249. Positioning of developing low-carbon agriculture in local governments.

• Authors:
  • Wang, M.
  • Li, D.
  • Zhang, P.
  • Li, N.
  • Wan, Y.
• Source: Agricultural Science & Technology
• Volume: 13
• Issue: 2
• Year: 2012
• Summary: Objective: To analyze the positioning of low-carbon agriculture development in local governments of China. Method: The emissions of green-house gas, the connotation and characteristics of low-carbon agriculture, and the necessity of developing low-carbon agriculture were analyzed, obtaining the positioning and measures for the development of low-carbon agriculture in local government. Result: Government plays a leading role in the development of low-carbon agriculture. The development of low-carbon agriculture can be promoted through the formulation of scientific low-carbon agricultural development plan, culturing new talents on low-carbon agriculture, promoting low-carbon agricultural technology, establishing low-carbon agricultural risk prevention mechanisms. Conclusion: Making economy, environment and resources coordinated with each other, leading by the concept of scientific development with the concept of sustainable development, is where the future of agricultural development in China lies.
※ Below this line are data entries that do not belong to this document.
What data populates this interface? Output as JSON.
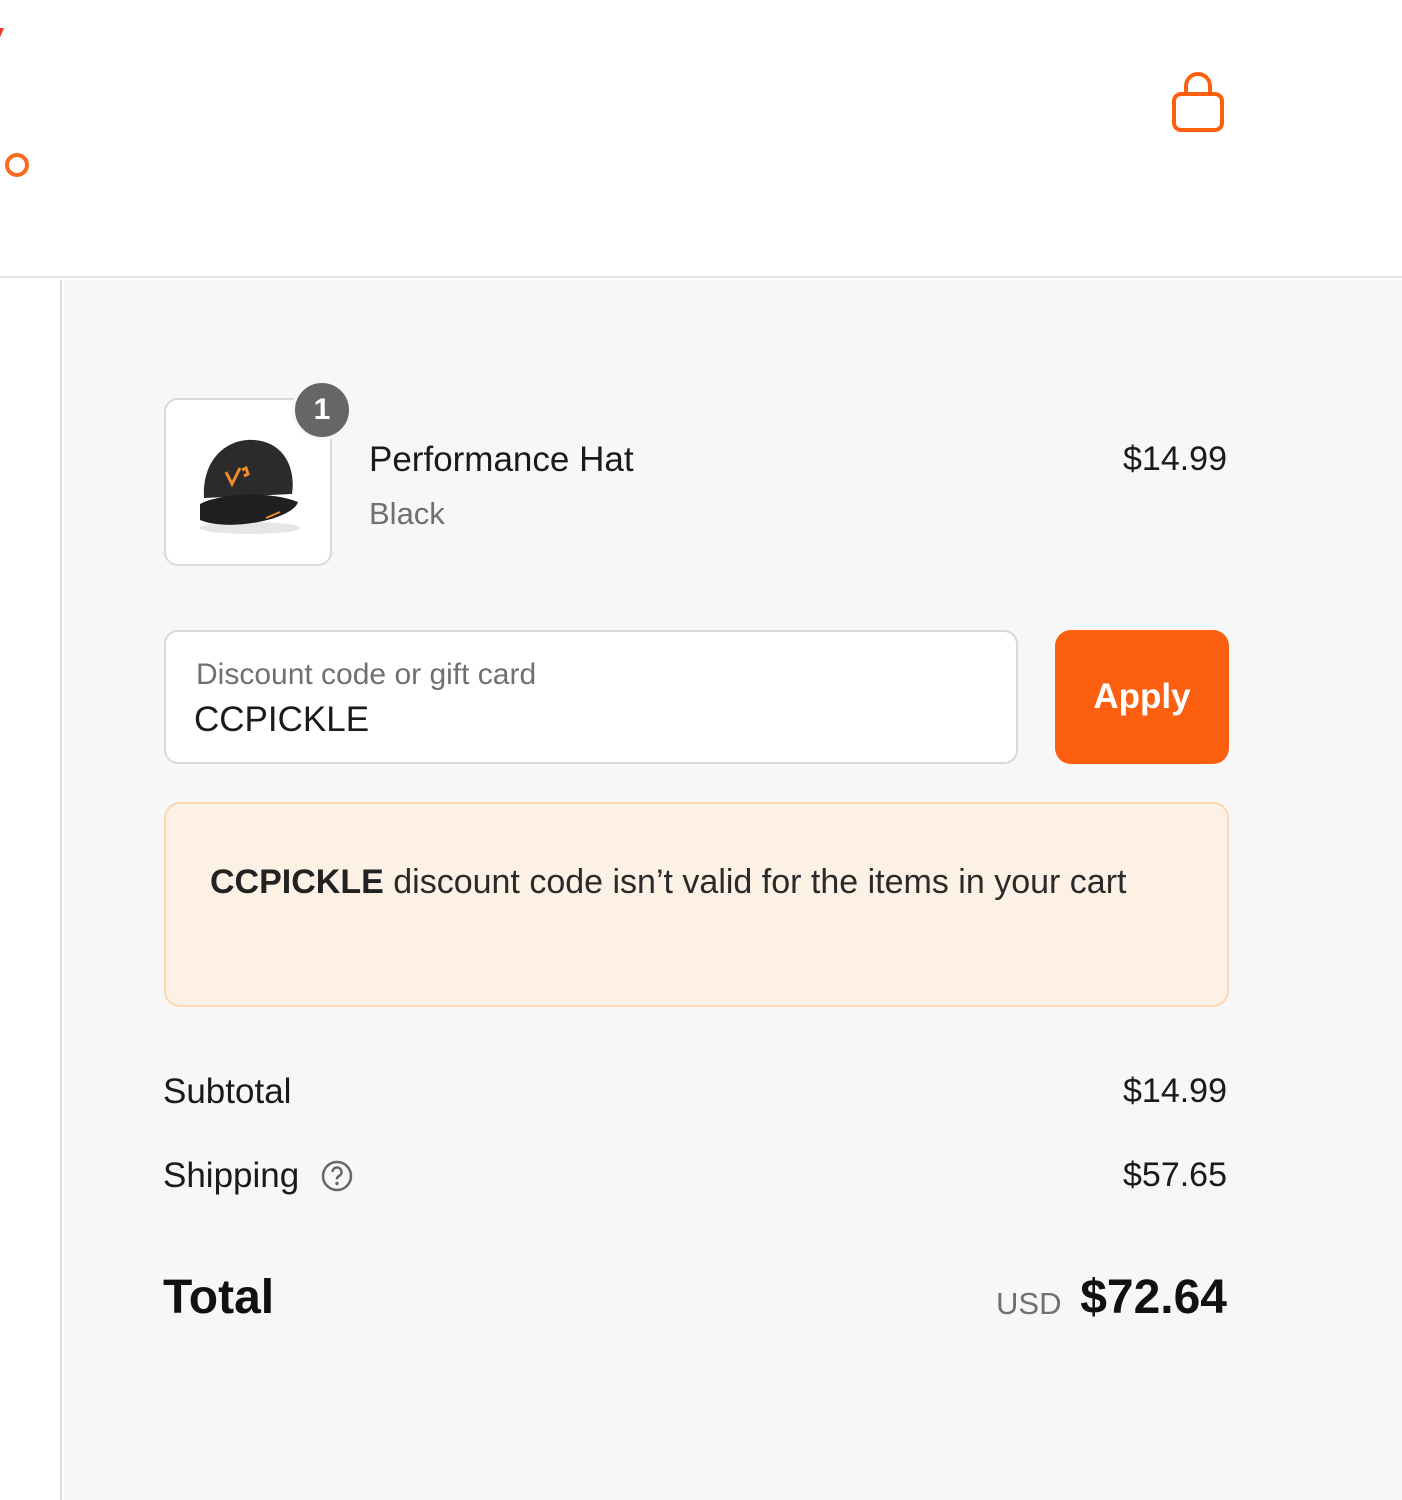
{
  "brand": {
    "accent": "#fb5f0f",
    "banner_bg": "#fdf1e5",
    "banner_border": "#fbd8b3"
  },
  "header": {
    "cart_icon": "shopping-bag-icon"
  },
  "cart": {
    "items": [
      {
        "quantity": "1",
        "name": "Performance Hat",
        "variant": "Black",
        "price": "$14.99",
        "image": "black-cap-product-image"
      }
    ]
  },
  "discount": {
    "label": "Discount code or gift card",
    "value": "CCPICKLE",
    "apply_label": "Apply",
    "error_code": "CCPICKLE",
    "error_message": " discount code isn’t valid for the items in your cart"
  },
  "summary": {
    "subtotal_label": "Subtotal",
    "subtotal_value": "$14.99",
    "shipping_label": "Shipping",
    "shipping_help_icon": "question-circle-icon",
    "shipping_value": "$57.65",
    "total_label": "Total",
    "total_currency": "USD",
    "total_value": "$72.64"
  }
}
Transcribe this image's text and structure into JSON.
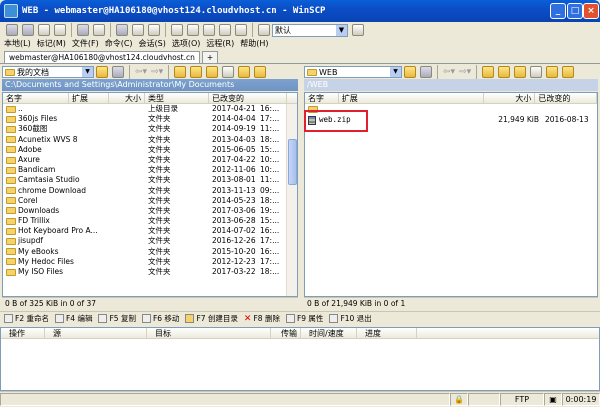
{
  "window": {
    "title": "WEB - webmaster@HA106180@vhost124.cloudvhost.cn - WinSCP"
  },
  "toolbar": {
    "session_select": "默认"
  },
  "menu": [
    "本地(L)",
    "标记(M)",
    "文件(F)",
    "命令(C)",
    "会话(S)",
    "选项(O)",
    "远程(R)",
    "帮助(H)"
  ],
  "tabs": {
    "session": "webmaster@HA106180@vhost124.cloudvhost.cn",
    "add": "+"
  },
  "local": {
    "path_combo": "我的文档",
    "path": "C:\\Documents and Settings\\Administrator\\My Documents",
    "columns": [
      "名字",
      "扩展",
      "大小",
      "类型",
      "已改变的"
    ],
    "rows": [
      {
        "name": "..",
        "type": "上级目录",
        "date": "2017-04-21",
        "time": "16:..."
      },
      {
        "name": "360js Files",
        "type": "文件夹",
        "date": "2014-04-04",
        "time": "17:..."
      },
      {
        "name": "360截图",
        "type": "文件夹",
        "date": "2014-09-19",
        "time": "11:..."
      },
      {
        "name": "Acunetix WVS 8",
        "type": "文件夹",
        "date": "2013-04-03",
        "time": "18:..."
      },
      {
        "name": "Adobe",
        "type": "文件夹",
        "date": "2015-06-05",
        "time": "15:..."
      },
      {
        "name": "Axure",
        "type": "文件夹",
        "date": "2017-04-22",
        "time": "10:..."
      },
      {
        "name": "Bandicam",
        "type": "文件夹",
        "date": "2012-11-06",
        "time": "10:..."
      },
      {
        "name": "Camtasia Studio",
        "type": "文件夹",
        "date": "2013-08-01",
        "time": "11:..."
      },
      {
        "name": "chrome Download",
        "type": "文件夹",
        "date": "2013-11-13",
        "time": "09:..."
      },
      {
        "name": "Corel",
        "type": "文件夹",
        "date": "2014-05-23",
        "time": "18:..."
      },
      {
        "name": "Downloads",
        "type": "文件夹",
        "date": "2017-03-06",
        "time": "19:..."
      },
      {
        "name": "FD Trillix",
        "type": "文件夹",
        "date": "2013-06-28",
        "time": "15:..."
      },
      {
        "name": "Hot Keyboard Pro A...",
        "type": "文件夹",
        "date": "2014-07-02",
        "time": "16:..."
      },
      {
        "name": "jisupdf",
        "type": "文件夹",
        "date": "2016-12-26",
        "time": "17:..."
      },
      {
        "name": "My eBooks",
        "type": "文件夹",
        "date": "2015-10-20",
        "time": "16:..."
      },
      {
        "name": "My Hedoc Files",
        "type": "文件夹",
        "date": "2012-12-23",
        "time": "17:..."
      },
      {
        "name": "My ISO Files",
        "type": "文件夹",
        "date": "2017-03-22",
        "time": "18:..."
      }
    ],
    "status": "0 B of 325 KiB in 0 of 37"
  },
  "remote": {
    "path_combo": "WEB",
    "path": "/WEB",
    "columns": [
      "名字",
      "扩展",
      "大小",
      "已改变的"
    ],
    "rows": [
      {
        "name": "..",
        "size": "",
        "date": ""
      },
      {
        "name": "web.zip",
        "size": "21,949 KiB",
        "date": "2016-08-13"
      }
    ],
    "status": "0 B of 21,949 KiB in 0 of 1"
  },
  "fkeys": [
    {
      "label": "F2 重命名",
      "icon": "rename-icon"
    },
    {
      "label": "F4 编辑",
      "icon": "edit-icon"
    },
    {
      "label": "F5 复制",
      "icon": "copy-icon"
    },
    {
      "label": "F6 移动",
      "icon": "move-icon"
    },
    {
      "label": "F7 创建目录",
      "icon": "create-folder-icon"
    },
    {
      "label": "F8 删除",
      "icon": "delete-icon"
    },
    {
      "label": "F9 属性",
      "icon": "properties-icon"
    },
    {
      "label": "F10 退出",
      "icon": "exit-icon"
    }
  ],
  "queue": {
    "columns": [
      "操作",
      "源",
      "目标",
      "传输",
      "时间/速度",
      "进度"
    ]
  },
  "statusbar": {
    "protocol": "FTP",
    "time": "0:00:19"
  },
  "colors": {
    "title_bar": "#0b4ec6",
    "active_path": "#6f93c4",
    "highlight": "#e0202c",
    "folder": "#f6d26a"
  }
}
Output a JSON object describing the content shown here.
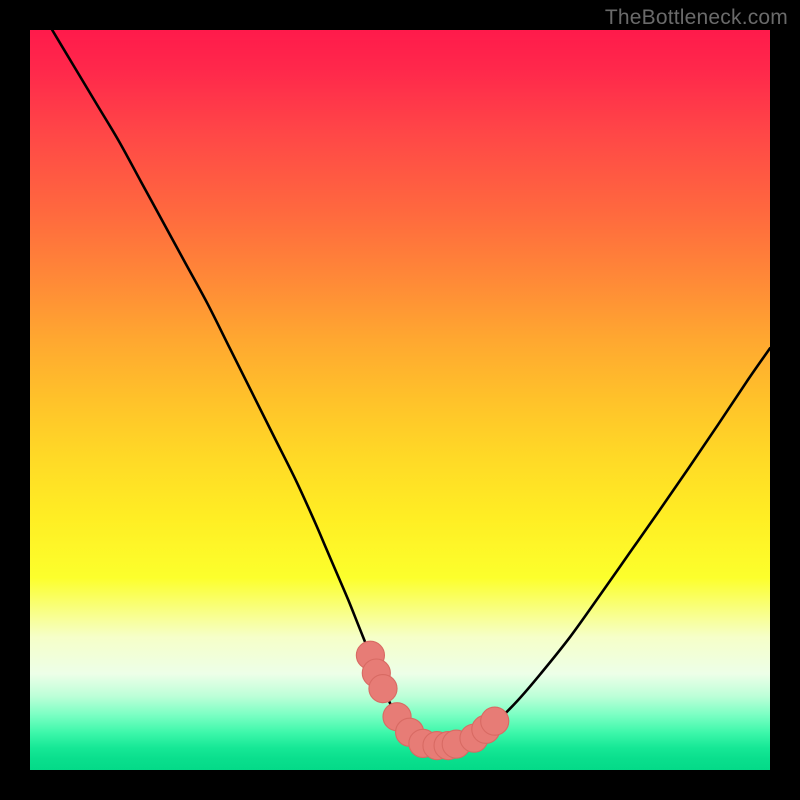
{
  "watermark": "TheBottleneck.com",
  "colors": {
    "frame": "#000000",
    "curve": "#000000",
    "marker_fill": "#e77c76",
    "marker_stroke": "#d86a63",
    "gradient_stops": [
      "#ff1a4b",
      "#ff2a4b",
      "#ff4747",
      "#ff6a3e",
      "#ff8a37",
      "#ffa830",
      "#ffc22a",
      "#ffda26",
      "#ffee24",
      "#fcff2c",
      "#f6ffc8",
      "#edffe8",
      "#bdffd8",
      "#7cffc4",
      "#3cf7aa",
      "#16e896",
      "#0adf8d",
      "#04da88"
    ]
  },
  "chart_data": {
    "type": "line",
    "title": "",
    "xlabel": "",
    "ylabel": "",
    "xlim": [
      0,
      100
    ],
    "ylim": [
      0,
      100
    ],
    "series": [
      {
        "name": "bottleneck-curve",
        "x": [
          3,
          6,
          9,
          12,
          15,
          18,
          21,
          24,
          27,
          30,
          33,
          36,
          38.5,
          40,
          41.5,
          43,
          44.4,
          45.8,
          47,
          48,
          49,
          50,
          50.9,
          51.6,
          52.4,
          53.2,
          54.4,
          55.6,
          56.7,
          57.8,
          60,
          63,
          66,
          69,
          73,
          77,
          81,
          85,
          89,
          93,
          97,
          100
        ],
        "y": [
          100,
          95,
          90,
          85,
          79.5,
          74,
          68.5,
          63,
          57,
          51,
          45,
          39,
          33.5,
          30,
          26.5,
          23,
          19.5,
          16,
          13,
          10.5,
          8.3,
          6.5,
          5.2,
          4.3,
          3.7,
          3.4,
          3.25,
          3.25,
          3.35,
          3.5,
          4.3,
          6.5,
          9.5,
          13,
          18,
          23.6,
          29.3,
          35,
          40.8,
          46.7,
          52.7,
          57
        ]
      }
    ],
    "markers": {
      "name": "highlight-dots",
      "x": [
        46.0,
        46.8,
        47.7,
        49.6,
        51.3,
        53.1,
        55.0,
        56.5,
        57.6,
        60.0,
        61.6,
        62.8
      ],
      "y": [
        15.5,
        13.1,
        11.0,
        7.2,
        5.1,
        3.6,
        3.3,
        3.3,
        3.5,
        4.3,
        5.5,
        6.6
      ],
      "r": 1.9
    }
  }
}
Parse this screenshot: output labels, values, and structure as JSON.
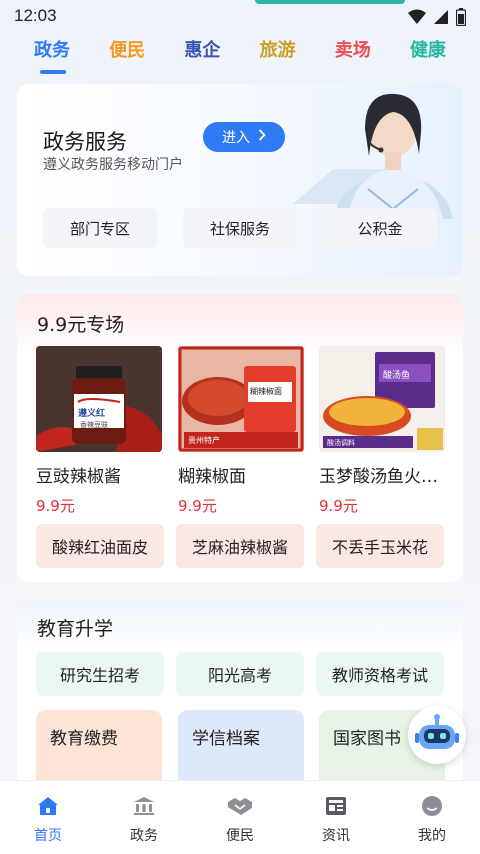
{
  "status_bar": {
    "time": "12:03"
  },
  "tabs": [
    {
      "label": "政务",
      "color": "#2f7bf5",
      "active": true
    },
    {
      "label": "便民",
      "color": "#f29a1f"
    },
    {
      "label": "惠企",
      "color": "#3b55b0"
    },
    {
      "label": "旅游",
      "color": "#c8a126"
    },
    {
      "label": "卖场",
      "color": "#ee4d54"
    },
    {
      "label": "健康",
      "color": "#25b8a6"
    }
  ],
  "service": {
    "title": "政务服务",
    "subtitle": "遵义政务服务移动门户",
    "enter_label": "进入",
    "buttons": [
      "部门专区",
      "社保服务",
      "公积金"
    ]
  },
  "deals": {
    "title": "9.9元专场",
    "products": [
      {
        "name": "豆豉辣椒酱",
        "price": "9.9元",
        "image_label": "遵义红",
        "image_sub": "香辣豆豉"
      },
      {
        "name": "糊辣椒面",
        "price": "9.9元",
        "image_label": "糊辣椒面",
        "image_sub": "贵州特产"
      },
      {
        "name": "玉梦酸汤鱼火锅底料",
        "price": "9.9元",
        "image_label": "酸汤鱼",
        "image_sub": "酸汤调料"
      }
    ],
    "tags": [
      "酸辣红油面皮",
      "芝麻油辣椒酱",
      "不丢手玉米花"
    ]
  },
  "education": {
    "title": "教育升学",
    "chips": [
      "研究生招考",
      "阳光高考",
      "教师资格考试"
    ],
    "tiles": [
      {
        "label": "教育缴费",
        "bg": "#fde4d6"
      },
      {
        "label": "学信档案",
        "bg": "#dde9fb"
      },
      {
        "label": "国家图书",
        "bg": "#e6f3e6"
      }
    ]
  },
  "bottom_nav": [
    {
      "label": "首页",
      "icon": "home-icon",
      "active": true
    },
    {
      "label": "政务",
      "icon": "government-icon"
    },
    {
      "label": "便民",
      "icon": "handshake-icon"
    },
    {
      "label": "资讯",
      "icon": "news-icon"
    },
    {
      "label": "我的",
      "icon": "profile-icon"
    }
  ],
  "colors": {
    "accent": "#2f7bf5",
    "price": "#e0303a"
  }
}
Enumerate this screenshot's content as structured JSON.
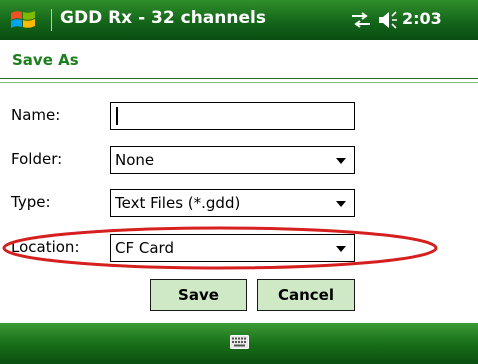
{
  "statusbar": {
    "title": "GDD Rx - 32 channels",
    "time": "2:03",
    "icons": [
      "windows-start-icon",
      "connectivity-icon",
      "volume-icon"
    ]
  },
  "dialog": {
    "heading": "Save As",
    "fields": {
      "name": {
        "label": "Name:",
        "value": ""
      },
      "folder": {
        "label": "Folder:",
        "value": "None"
      },
      "type": {
        "label": "Type:",
        "value": "Text Files (*.gdd)"
      },
      "location": {
        "label": "Location:",
        "value": "CF Card"
      }
    },
    "buttons": {
      "save": "Save",
      "cancel": "Cancel"
    }
  },
  "menubar": {
    "icon": "keyboard-icon"
  },
  "colors": {
    "bar_green": "#14661a",
    "heading_green": "#1b7f1c",
    "button_fill": "#cfe9c6",
    "annotation_red": "#d61f1f"
  }
}
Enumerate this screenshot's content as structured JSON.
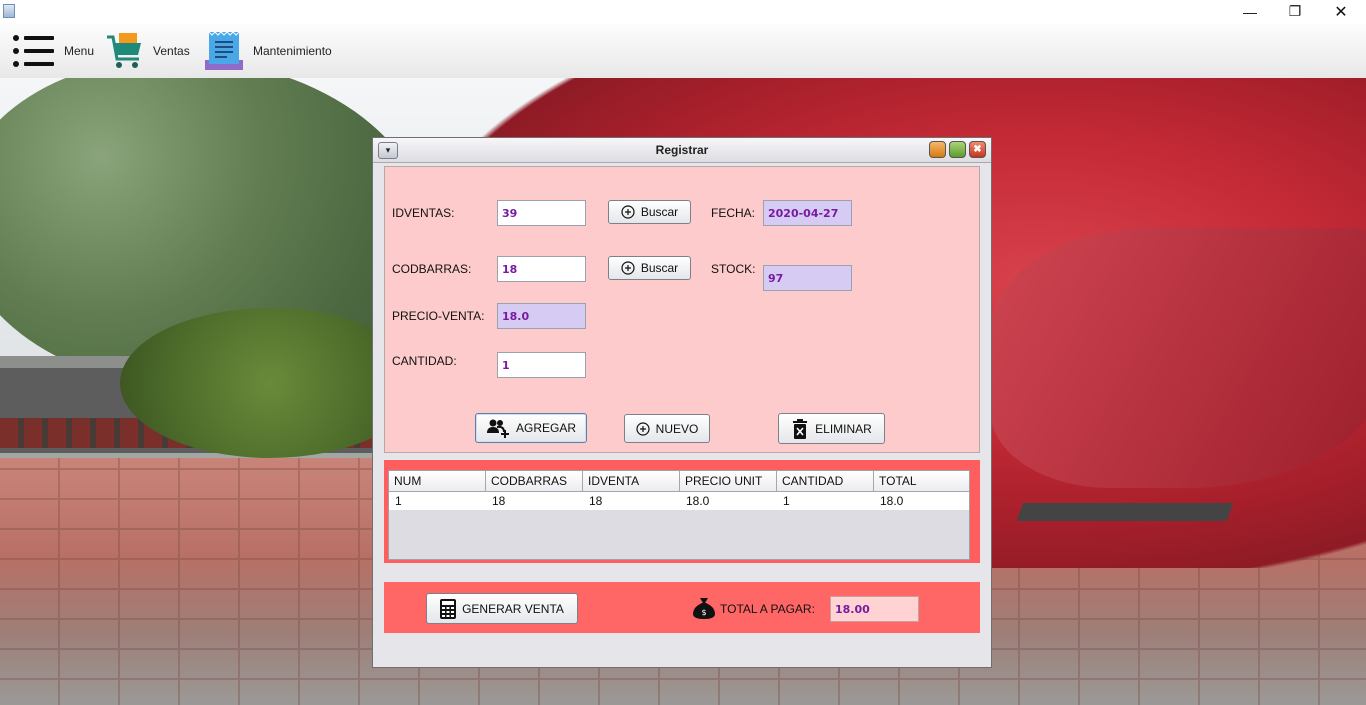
{
  "window": {
    "minimize_glyph": "—",
    "maximize_glyph": "❐",
    "close_glyph": "✕"
  },
  "menubar": {
    "menu_label": "Menu",
    "ventas_label": "Ventas",
    "mantenimiento_label": "Mantenimiento"
  },
  "dialog": {
    "title": "Registrar",
    "system_menu_glyph": "▾",
    "close_glyph": "✖"
  },
  "form": {
    "idventas_label": "IDVENTAS:",
    "idventas_value": "39",
    "codbarras_label": "CODBARRAS:",
    "codbarras_value": "18",
    "precio_label": "PRECIO-VENTA:",
    "precio_value": "18.0",
    "cantidad_label": "CANTIDAD:",
    "cantidad_value": "1",
    "fecha_label": "FECHA:",
    "fecha_value": "2020-04-27",
    "stock_label": "STOCK:",
    "stock_value": "97",
    "buscar1_label": "Buscar",
    "buscar2_label": "Buscar",
    "agregar_label": "AGREGAR",
    "nuevo_label": "NUEVO",
    "eliminar_label": "ELIMINAR"
  },
  "table": {
    "columns": [
      "NUM",
      "CODBARRAS",
      "IDVENTA",
      "PRECIO UNIT",
      "CANTIDAD",
      "TOTAL"
    ],
    "rows": [
      [
        "1",
        "18",
        "18",
        "18.0",
        "1",
        "18.0"
      ]
    ]
  },
  "footer": {
    "generar_label": "GENERAR VENTA",
    "total_label": "TOTAL A PAGAR:",
    "total_value": "18.00"
  },
  "colors": {
    "form_panel": "#fdcbcb",
    "table_panel": "#ff5e5e",
    "footer_panel": "#ff6666",
    "value_text": "#7a1aa0"
  }
}
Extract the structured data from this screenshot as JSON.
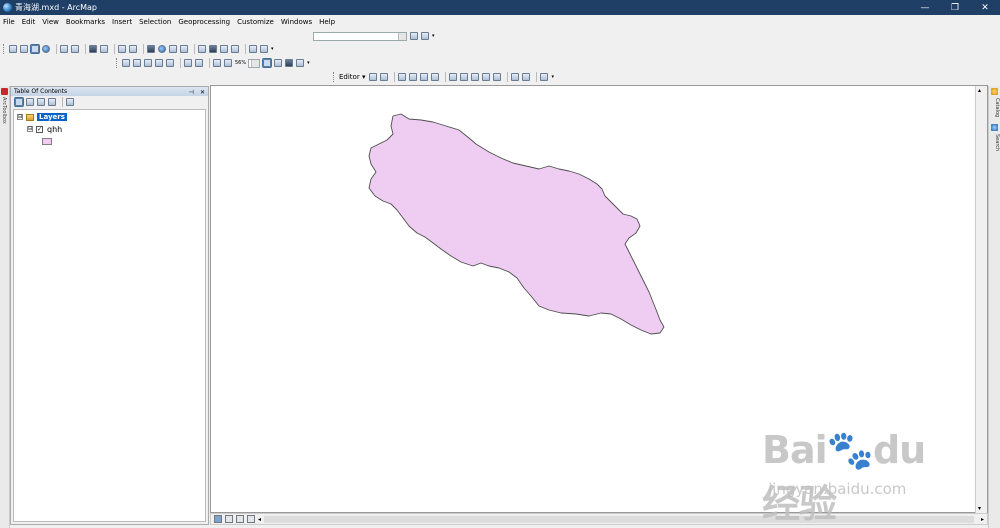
{
  "window": {
    "title": "青海湖.mxd - ArcMap",
    "controls": {
      "minimize": "—",
      "restore": "❐",
      "close": "✕"
    }
  },
  "menu": [
    "File",
    "Edit",
    "View",
    "Bookmarks",
    "Insert",
    "Selection",
    "Geoprocessing",
    "Customize",
    "Windows",
    "Help"
  ],
  "toolbar": {
    "scale_value": "",
    "zoom_percent": "56%",
    "editor_label": "Editor ▾"
  },
  "left_strip": {
    "label": "ArcToolbox"
  },
  "toc": {
    "title": "Table Of Contents",
    "pin_glyph": "⊣",
    "close_glyph": "✕",
    "data_frame": "Layers",
    "layer_name": "qhh",
    "layer_checked": "✓",
    "expander_glyph": "⊟"
  },
  "map": {
    "polygon_fill": "#efcdf3",
    "polygon_stroke": "#4d4d4d"
  },
  "right_strip": {
    "tabs": [
      "Catalog",
      "Search"
    ]
  },
  "scrollbar": {
    "left": "◂",
    "right": "▸",
    "up": "▴",
    "down": "▾"
  },
  "colors": {
    "titlebar": "#1f3f66",
    "selection": "#0a64c8"
  }
}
250. Effects of biochar amendment in two soils on greenhouse gas emissions and crop production

• Authors:
  • Xiong, Z.
  • Zhang, X.
  • Liu, Y.
  • Pan, X.
  • Wang, J.
• Source: Plant and Soil
• Volume: 360
• Issue: 1-2
• Year: 2012
• Summary: Worldwide, there is an increasing interest in using biochar in agriculture to help mitigate global warming and improve crop productivity. The effects of biochar on greenhouse gas (GHG) emissions and rice and wheat yields were assessed using outdoor pot experiments in two different soils (upland soil vs. paddy soil) and an aerobic incubation experiment in the paddy soil. Biochar addition to the upland soil increased methane (CH4) emissions by 37 % during the rice season, while it had no effect on CH4 emissions during the wheat season. Biochar amendment decreased nitrous oxide (N2O) emissions up to 54 % and 53 % during the rice and wheat seasons, respectively, but had no effect on the ecosystem respiration in either crop season. In the aerobic incubation experiment, biochar addition significantly decreased N2O emissions and increased carbon dioxide (CO2) emissions from the paddy soil (P < 0.01) without urea nitrogen. Biochar addition increased grain yield and biomass if applied with nitrogen fertilizer. Averaged over the two soils, biochar amendments increased the production of rice and wheat by 12 % and 17 %, respectively, and these increases can be partly attributed to the increases in soil nitrate retention. Our results demonstrated that although biochar increased the global warming potential at high nitrogen fertilizer application, biochar incorporation significantly decreased N2O emissions while promoting crop production.